Already there has been some fraying of the usually strong relationship amid the frosty personal ties between the two leaders and a deepening divide over the Iran talks, which Israel fears will allow its arch foe to develop an atom bomb.
US officials are fuming over what they see as an affront by Netanyahu over Obama's Iran diplomacy ahead of an end-of-March deadline for a framework nuclear agreement.
Israeli officials and hard-line US supporters are just as adamant in defending Netanyahu's right to take center-stage in Washington on Tuesday to sound the alarm over the possible deal.
US and Israeli officials insist that key areas of cooperation from counter-terrorism to intelligence to cyber security have been unaffected and will remain so.
But the rift - shaping up as the worst in decades between the allies due to its partisan nature - could have a real impact in some areas, making it harder for Israel to press concerns directly with senior US officials, for example.
As one former U.S. official put it: "Sure, when Netanyahu calls the White House, Obama will answer. But how fast will he be about responding (to a crisis)?"
US officials last month even went as far as accusing the Israeli government of leaking information to the Israeli media to undermine Iran negotiations and took the unusual step of limiting further sharing of sensitive details about the talks.
The rift is considered potentially far-reaching because it marks a dramatic departure from Israel's long tradition of carefully navigating between Republicans and Democrats.
A US official, speaking on condition of anonymity, said the "politicized" nature of Netanyahu's visit threatens "what undergirds the strength of the relationship", though he said there was shared interest in keeping the alliance strong.

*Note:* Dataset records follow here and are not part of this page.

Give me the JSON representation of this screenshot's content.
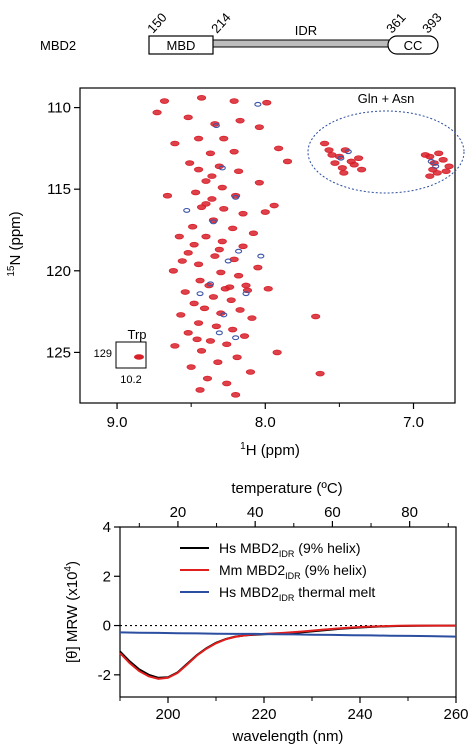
{
  "domain_diagram": {
    "protein_label": "MBD2",
    "positions": [
      "150",
      "214",
      "361",
      "393"
    ],
    "domains": [
      "MBD",
      "IDR",
      "CC"
    ]
  },
  "chart_data": [
    {
      "type": "scatter",
      "title": "",
      "xlabel": "1H (ppm)",
      "ylabel": "15N (ppm)",
      "xlim": [
        9.25,
        6.72
      ],
      "ylim": [
        108.8,
        128.1
      ],
      "x_reversed": true,
      "y_reversed": true,
      "xticks": [
        "9.0",
        "8.0",
        "7.0"
      ],
      "yticks": [
        "110",
        "115",
        "120",
        "125"
      ],
      "grid": false,
      "annotations": {
        "gln_asn": "Gln + Asn",
        "trp": "Trp",
        "trp_inset_y": "129",
        "trp_inset_x": "10.2"
      },
      "colors": {
        "red": "#d8202a",
        "blue": "#3b55a8"
      },
      "series": [
        {
          "name": "",
          "color": "#d8202a",
          "points": [
            [
              8.68,
              109.6
            ],
            [
              8.43,
              109.4
            ],
            [
              8.21,
              109.6
            ],
            [
              7.99,
              109.7
            ],
            [
              8.73,
              110.3
            ],
            [
              8.52,
              110.6
            ],
            [
              8.17,
              110.8
            ],
            [
              8.34,
              111.0
            ],
            [
              8.04,
              111.2
            ],
            [
              8.45,
              111.9
            ],
            [
              8.28,
              111.9
            ],
            [
              8.61,
              112.2
            ],
            [
              7.91,
              112.5
            ],
            [
              8.21,
              112.7
            ],
            [
              8.37,
              112.8
            ],
            [
              7.85,
              113.3
            ],
            [
              8.51,
              113.4
            ],
            [
              8.45,
              113.8
            ],
            [
              8.31,
              113.6
            ],
            [
              8.18,
              113.9
            ],
            [
              8.4,
              114.5
            ],
            [
              8.04,
              114.6
            ],
            [
              8.29,
              114.9
            ],
            [
              8.47,
              115.2
            ],
            [
              8.2,
              115.4
            ],
            [
              8.36,
              115.6
            ],
            [
              8.66,
              115.4
            ],
            [
              8.43,
              116.1
            ],
            [
              8.28,
              116.2
            ],
            [
              8.15,
              116.5
            ],
            [
              8.0,
              116.4
            ],
            [
              7.94,
              116.0
            ],
            [
              8.35,
              116.9
            ],
            [
              8.49,
              117.3
            ],
            [
              8.22,
              117.4
            ],
            [
              8.08,
              117.7
            ],
            [
              8.4,
              117.9
            ],
            [
              8.29,
              118.2
            ],
            [
              8.15,
              118.5
            ],
            [
              8.52,
              118.9
            ],
            [
              8.34,
              119.1
            ],
            [
              8.21,
              119.3
            ],
            [
              8.45,
              119.6
            ],
            [
              8.05,
              119.8
            ],
            [
              8.62,
              120.0
            ],
            [
              8.3,
              120.1
            ],
            [
              8.18,
              120.3
            ],
            [
              8.44,
              120.6
            ],
            [
              8.38,
              120.9
            ],
            [
              8.27,
              121.1
            ],
            [
              8.12,
              121.2
            ],
            [
              8.54,
              121.3
            ],
            [
              7.98,
              121.1
            ],
            [
              8.35,
              121.6
            ],
            [
              8.23,
              121.8
            ],
            [
              8.48,
              122.0
            ],
            [
              8.41,
              122.3
            ],
            [
              8.17,
              122.4
            ],
            [
              8.3,
              122.6
            ],
            [
              8.57,
              122.7
            ],
            [
              8.09,
              122.9
            ],
            [
              8.45,
              123.2
            ],
            [
              8.33,
              123.4
            ],
            [
              8.22,
              123.6
            ],
            [
              8.52,
              123.8
            ],
            [
              8.14,
              124.0
            ],
            [
              8.37,
              124.3
            ],
            [
              8.26,
              124.5
            ],
            [
              8.61,
              124.6
            ],
            [
              8.43,
              124.9
            ],
            [
              7.92,
              125.0
            ],
            [
              8.19,
              125.3
            ],
            [
              8.32,
              125.6
            ],
            [
              8.5,
              125.9
            ],
            [
              8.1,
              126.2
            ],
            [
              8.39,
              126.6
            ],
            [
              8.26,
              126.9
            ],
            [
              8.44,
              127.3
            ],
            [
              8.2,
              127.6
            ],
            [
              7.66,
              122.8
            ],
            [
              7.63,
              126.3
            ],
            [
              8.48,
              118.4
            ],
            [
              8.36,
              114.2
            ],
            [
              8.58,
              117.9
            ],
            [
              8.24,
              121.0
            ],
            [
              8.46,
              124.2
            ],
            [
              8.4,
              115.9
            ],
            [
              8.31,
              118.7
            ],
            [
              8.13,
              120.9
            ],
            [
              8.56,
              119.4
            ],
            [
              7.5,
              113.0
            ],
            [
              7.46,
              112.6
            ],
            [
              7.42,
              113.3
            ],
            [
              7.55,
              112.9
            ],
            [
              7.4,
              113.5
            ],
            [
              7.48,
              113.7
            ],
            [
              7.53,
              113.4
            ],
            [
              7.37,
              113.1
            ],
            [
              7.6,
              112.2
            ],
            [
              7.47,
              114.0
            ],
            [
              7.35,
              113.8
            ],
            [
              7.57,
              112.6
            ],
            [
              6.89,
              113.0
            ],
            [
              6.86,
              113.4
            ],
            [
              6.83,
              112.8
            ],
            [
              6.87,
              113.8
            ],
            [
              6.92,
              112.9
            ],
            [
              6.8,
              113.2
            ],
            [
              6.84,
              114.0
            ],
            [
              6.78,
              113.9
            ],
            [
              6.89,
              114.2
            ],
            [
              6.76,
              113.6
            ]
          ]
        },
        {
          "name": "",
          "color": "#3b55a8",
          "points": [
            [
              8.05,
              109.8
            ],
            [
              8.33,
              111.1
            ],
            [
              8.29,
              113.7
            ],
            [
              8.2,
              115.5
            ],
            [
              8.03,
              119.1
            ],
            [
              8.25,
              119.4
            ],
            [
              8.37,
              120.8
            ],
            [
              8.13,
              121.4
            ],
            [
              8.28,
              122.7
            ],
            [
              8.53,
              116.3
            ],
            [
              8.2,
              124.1
            ],
            [
              8.35,
              117.0
            ],
            [
              8.44,
              121.4
            ],
            [
              8.18,
              118.8
            ],
            [
              7.49,
              113.1
            ],
            [
              7.44,
              112.7
            ],
            [
              6.88,
              113.3
            ],
            [
              6.85,
              113.6
            ],
            [
              8.31,
              123.8
            ]
          ]
        }
      ],
      "trp_inset_point": [
        10.22,
        129.2
      ]
    },
    {
      "type": "line",
      "title": "",
      "xlabel": "wavelength (nm)",
      "ylabel": "[θ] MRW (x10",
      "ylabel_exponent": "4",
      "ylabel_close": ")",
      "secondary_xlabel": "temperature (ºC)",
      "xlim": [
        190,
        260
      ],
      "ylim": [
        -2.9,
        4
      ],
      "secondary_xlim": [
        5,
        92
      ],
      "xticks": [
        "200",
        "220",
        "240",
        "260"
      ],
      "yticks": [
        "4",
        "2",
        "0",
        "-2"
      ],
      "secondary_xticks": [
        "20",
        "40",
        "60",
        "80"
      ],
      "grid": false,
      "legend_position": "top-right",
      "legend": [
        {
          "prefix": "Hs MBD2",
          "subscript": "IDR",
          "suffix": " (9% helix)",
          "color": "#000000"
        },
        {
          "prefix": "Mm MBD2",
          "subscript": "IDR",
          "suffix": " (9% helix)",
          "color": "#e01e1e"
        },
        {
          "prefix": "Hs MBD2",
          "subscript": "IDR",
          "suffix": " thermal melt",
          "color": "#2b4ea0"
        }
      ],
      "series": [
        {
          "name": "Hs MBD2IDR (9% helix)",
          "color": "#000000",
          "x": [
            190,
            192,
            194,
            196,
            198,
            200,
            202,
            204,
            206,
            208,
            210,
            212,
            214,
            216,
            218,
            220,
            224,
            228,
            232,
            236,
            240,
            244,
            248,
            252,
            256,
            260
          ],
          "y": [
            -1.05,
            -1.45,
            -1.78,
            -2.0,
            -2.12,
            -2.1,
            -1.9,
            -1.55,
            -1.2,
            -0.92,
            -0.7,
            -0.55,
            -0.45,
            -0.4,
            -0.37,
            -0.35,
            -0.32,
            -0.27,
            -0.2,
            -0.13,
            -0.08,
            -0.04,
            -0.02,
            -0.01,
            0.0,
            0.0
          ]
        },
        {
          "name": "Mm MBD2IDR (9% helix)",
          "color": "#e01e1e",
          "x": [
            190,
            192,
            194,
            196,
            198,
            200,
            202,
            204,
            206,
            208,
            210,
            212,
            214,
            216,
            218,
            220,
            224,
            228,
            232,
            236,
            240,
            244,
            248,
            252,
            256,
            260
          ],
          "y": [
            -1.12,
            -1.52,
            -1.85,
            -2.06,
            -2.16,
            -2.12,
            -1.92,
            -1.58,
            -1.22,
            -0.94,
            -0.72,
            -0.56,
            -0.46,
            -0.4,
            -0.36,
            -0.34,
            -0.3,
            -0.24,
            -0.17,
            -0.11,
            -0.06,
            -0.03,
            -0.01,
            0.0,
            0.0,
            0.0
          ]
        },
        {
          "name": "Hs MBD2IDR thermal melt",
          "color": "#2b4ea0",
          "x": [
            5,
            10,
            15,
            20,
            25,
            30,
            35,
            40,
            45,
            50,
            55,
            60,
            65,
            70,
            75,
            80,
            85,
            92
          ],
          "y": [
            -0.28,
            -0.29,
            -0.3,
            -0.31,
            -0.32,
            -0.33,
            -0.34,
            -0.34,
            -0.35,
            -0.36,
            -0.37,
            -0.38,
            -0.39,
            -0.4,
            -0.41,
            -0.42,
            -0.43,
            -0.45
          ]
        }
      ],
      "zero_line": true
    }
  ]
}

People on both sides, including current and former officials, U.S. lawmakers, independent experts and Washington lobbyists, expressed concern about a broader fallout on ties.
At the same time many of them point to the two countries' history of being able to "compartmentalize" diplomatic disputes to preserve cooperation on other shared priorities.
Fraying fabric of relationship
There are ways that Obama, whose aides see an Iran nuclear deal as a potential signature achievement for a foreign policy legacy short on major successes, could make his displeasure felt in the final two years of his presidency.
Israelis have long fretted over the possibility that Washington might not be as diligent about shielding Israel at the United Nations and other international organizations.
One Israeli official acknowledged the prospect is now more worrisome when the Palestinians are resorting increasingly to global forums like the International Criminal Court to press grievances against Israel and Europeans are losing patience with Israel over settlement building on occupied land.
Obama also has the option of trying to restart moribund Middle East peace efforts and putting more pressure on Israel for concessions to the Palestinians. Whether he does so could depend partly on the outcome of Israel's March 17 election, when Netanyahu faces a stiff challenge from the center-left.
Netanyahu is expected to use his speech to urge lawmakers to approve new sanctions against Iran despite Obama's insistence that such legislation would sabotage nuclear talks and he would veto it. It has driven a rare wedge between his government and some congressional Democrats. Some two dozen or more of them plan to boycott the speech, according to unofficial estimates.
Using strikingly strong language, Obama's national security adviser Susan Rice called the political partisanship caused by Netanyahu's coming address "destructive to the fabric of the relationship" with Israel.
"What the prime minister is doing here is simply so egregious that it has a more lasting impact on that fundamental underlying relationship," said Jeremy Ben-Ami, head of J Street, a liberal pro-Israel lobbying group aligned with Obama's Iran policy.
Netanyahu, who will address the influential pro-Israel lobby AIPAC on Monday, has remained defiant. Even so, he is expected to try to keep tensions from spiraling.
And no one believes the Obama administration would abandon it should a new military conflict erupt with Hamas in the Gaza Strip or with Hezbollah in Lebanon.
"Let's not forget the U.S. needs every friend it has in the Middle East," said Aaron David Miller, a former Middle East negotiator for Democratic and Republican administrations.